Hi everyone! please help me, I am new in this field, I have question in mapping and counting! I was mapping an mouse RNA-seq data to genome (mm10) using STAR, to save time, I did not build STAR index by myself but use the mm10 genome index built by my colleague, and then I use the genome gtf file downloaded from http://hgdownload.soe.ucsc.edu/goldenPath/mm10/bigZips/genes/mm10.knownGene.gtf, to do counting, the gtf file seems to be in ensembl ID. However, in the counting result, the gene ID seems to be uniprot ID, not ensembl ID nor gene symbol, I guess if I have done any procedure wrong?
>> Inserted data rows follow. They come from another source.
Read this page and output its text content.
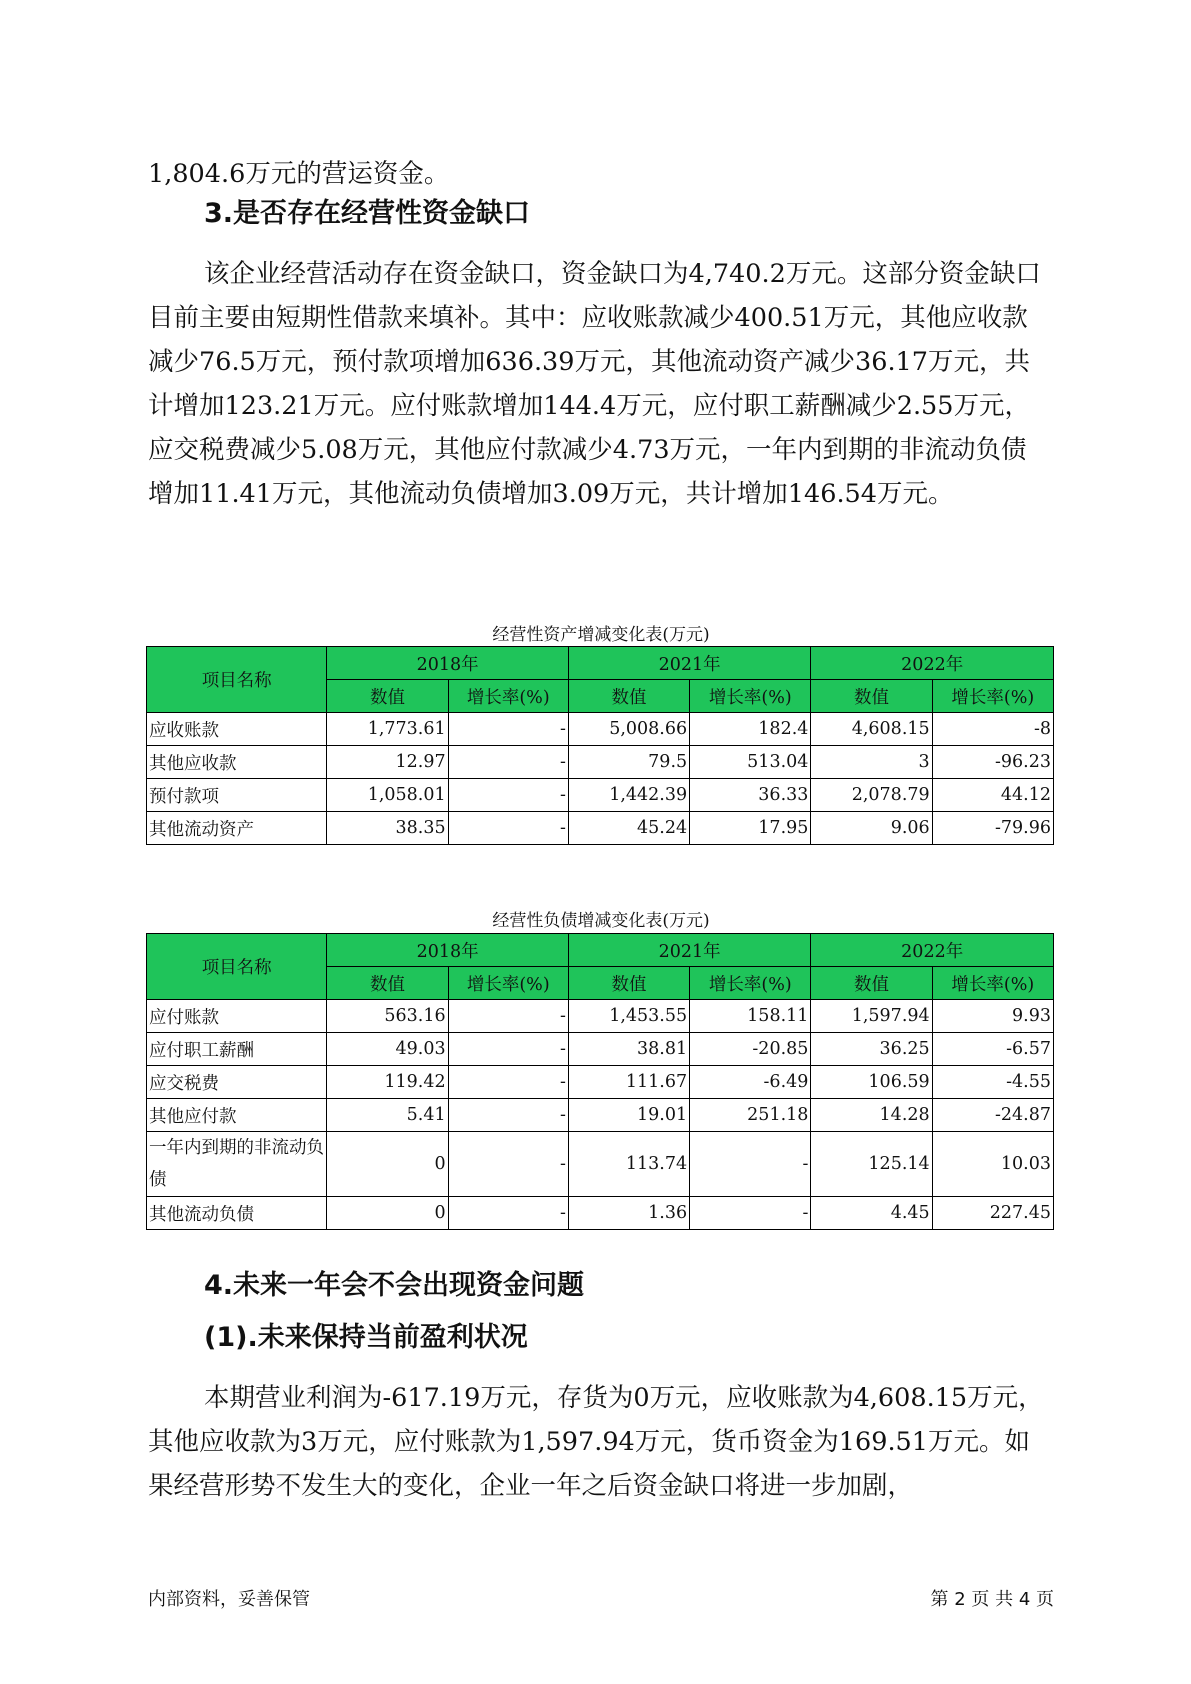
1,804.6万元的营运资金。

3.是否存在经营性资金缺口

该企业经营活动存在资金缺口，资金缺口为4,740.2万元。这部分资金缺口目前主要由短期性借款来填补。其中：应收账款减少400.51万元，其他应收款减少76.5万元，预付款项增加636.39万元，其他流动资产减少36.17万元，共计增加123.21万元。应付账款增加144.4万元，应付职工薪酬减少2.55万元，应交税费减少5.08万元，其他应付款减少4.73万元，一年内到期的非流动负债增加11.41万元，其他流动负债增加3.09万元，共计增加146.54万元。

经营性资产增减变化表(万元)

项目名称	2018年		2021年		2022年	
	数值	增长率(%)	数值	增长率(%)	数值	增长率(%)
应收账款	1,773.61	-	5,008.66	182.4	4,608.15	-8
其他应收款	12.97	-	79.5	513.04	3	-96.23
预付款项	1,058.01	-	1,442.39	36.33	2,078.79	44.12
其他流动资产	38.35	-	45.24	17.95	9.06	-79.96

经营性负债增减变化表(万元)

项目名称	2018年		2021年		2022年	
	数值	增长率(%)	数值	增长率(%)	数值	增长率(%)
应付账款	563.16	-	1,453.55	158.11	1,597.94	9.93
应付职工薪酬	49.03	-	38.81	-20.85	36.25	-6.57
应交税费	119.42	-	111.67	-6.49	106.59	-4.55
其他应付款	5.41	-	19.01	251.18	14.28	-24.87
一年内到期的非流动负债	0	-	113.74	-	125.14	10.03
其他流动负债	0	-	1.36	-	4.45	227.45
4.未来一年会不会出现资金问题
(1).未来保持当前盈利状况

本期营业利润为-617.19万元，存货为0万元，应收账款为4,608.15万元，其他应收款为3万元，应付账款为1,597.94万元，货币资金为169.51万元。如果经营形势不发生大的变化，企业一年之后资金缺口将进一步加剧，

内部资料，妥善保管	第 2 页 共 4 页
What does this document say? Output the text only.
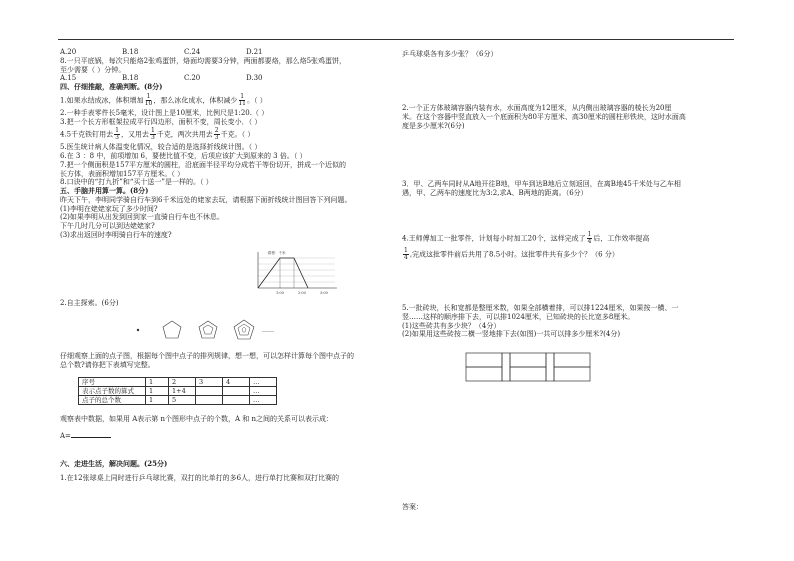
A.20	B.18	C.24	D.21

8.一只平底锅，每次只能烙2张鸡蛋饼，烙面均需要3分钟，两面都要烙，那么烙5张鸡蛋饼，

至少需要（ ）分钟。

A.15	B.18	C.20	D.30

四、仔细推敲，准确判断。(8分)

1.如果水结成冰，体积增加 $\frac{1}{10}$ ，那么冰化成水，体积减少 $\frac{1}{11}$ 。（ ）

2.一种手表零件长5毫米，设计图上是10厘米，比例尺是1:20.（ ）

3.把一个长方形框架拉成平行四边形，面积不变，周长变小．（ ）

4.5千克铁钉用去 $\frac{1}{3}$ ，又用去 $\frac{1}{3}$ 千克，两次共用去 $\frac{2}{3}$ 千克。（ ）

5.医生统计病人体温变化情况，较合适的是选择折线统计图。（ ）

6.在 3 ：8 中，前项增加 6，要使比值不变，后项应该扩大到原来的 3 倍。（ ）

7.把一个侧面积是157平方厘米的圆柱，沿底面半径平均分成若干等份切开，拼成一个近似的

长方体，表面积增加157平方厘米。（ ）

8.口诀中的“打九折”和“买十送一”是一样的。（ ）

五、手脑并用算一算。(8分)

昨天下午，李明同学骑自行车到6千米远处的姥家去玩，请根据下面折线统计图回答下列问题。

(1)李明在姥姥家玩了多少时间?

(2)如果李明从出发到回到家一直骑自行车也不休息。

下午几时几分可以到达姥姥家?

(3)求出返回时李明骑自行车的速度?

路程：千米
1:00	2:00	3:00

2.自主探索。(6分)

……

仔细观察上面的点子图，根据每个图中点子的排列规律，想一想，可以怎样计算每个图中点子的

总个数?请你把下表填写完整。

序号	1	2	3	4	…
表示点子数的算式	1	1+4			…
点子的总个数	1	5			…

观察表中数据，如果用 A表示第 n个图形中点子的个数，A 和 n之间的关系可以表示成：

A=

六、走进生活，解决问题。(25分)

1.在12张球桌上同时进行乒乓球比赛，双打的比单打的多6人，进行单打比赛和双打比赛的

乒乓球桌各有多少张？（6分）

2.一个正方体玻璃容器内装有水，水面高度为12厘米，从内侧出玻璃容器的棱长为20厘

米。在这个容器中竖直放入一个底面积为80平方厘米、高30厘米的圆柱形铁块，这时水面高

度是多少厘米?(6分)

3．甲、乙两车同时从A地开往B地，甲车到达B地后立刻返回，在离B地45千米处与乙车相

遇，甲、乙两车的速度比为3:2,求A、B两地的距离。（6分）

4.王师傅加工一批零件，计划每小时加工20个，这样完成了 $\frac{1}{4}$ 后，工作效率提高

$\frac{1}{4}$ ,完成这批零件前后共用了8.5小时。这批零件共有多少个？（6 分）

5.一批砖块，长和宽都是整厘米数，如果全部横着排，可以排1224厘米，如果按一横、一

竖……这样的顺序排下去，可以排1024厘米，已知砖块的长比宽多8厘米。

(1)这些砖共有多少块？（4分）

(2)如果用这些砖按二横一竖地排下去(如图)一共可以排多少厘米?(4分)

答案：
If not, how can I get gene symbol from the ID?
Here is some information:
head mm10.knownGene.gtf
chr1 knownGene transcript 3073253 3074322 . + . gene_id "ENSMUST00000193812.1"; transcript_id "ENSMUST00000193812.1";
chr1 knownGene exon 3073253 3074322 . + . gene_id "ENSMUST00000193812.1"; transcript_id "ENSMUST00000193812.1"; exon_number "1"; exon_id "ENSMUST00000193812.1.1";
chr1 knownGene transcript 3102016 3102125 . + . gene_id "ENSMUST00000082908.1"; transcript_id "ENSMUST00000082908.1";
head genes
A0A023T778
A0A075B5I2
A0A075B5J3
A0A075B5J4
A0A075B5K6
A0A075B5L1
A0A075B5L2
A0A075B5L3
A0A075B5L7
A0A075B5L8
A0A075B5M4
A0A075B5P0
A0A075B5P1
A0A075B5P4
A0A075B5P6
A0A075B5P8
A0A075B5P9
A0A075B5Q0
Please help me!
Thank you rpolicastro!! I would like to perform GO enrichment analysis in following analysis, can I do that after using Salmon for counting?
A pipeline we use often is: Salmon -> tximeta -> DESeq2 / edgeR / limma -> goseq.
Tximeta will also automatically handle gene IDs for you (gene-level summarization and ID mapping).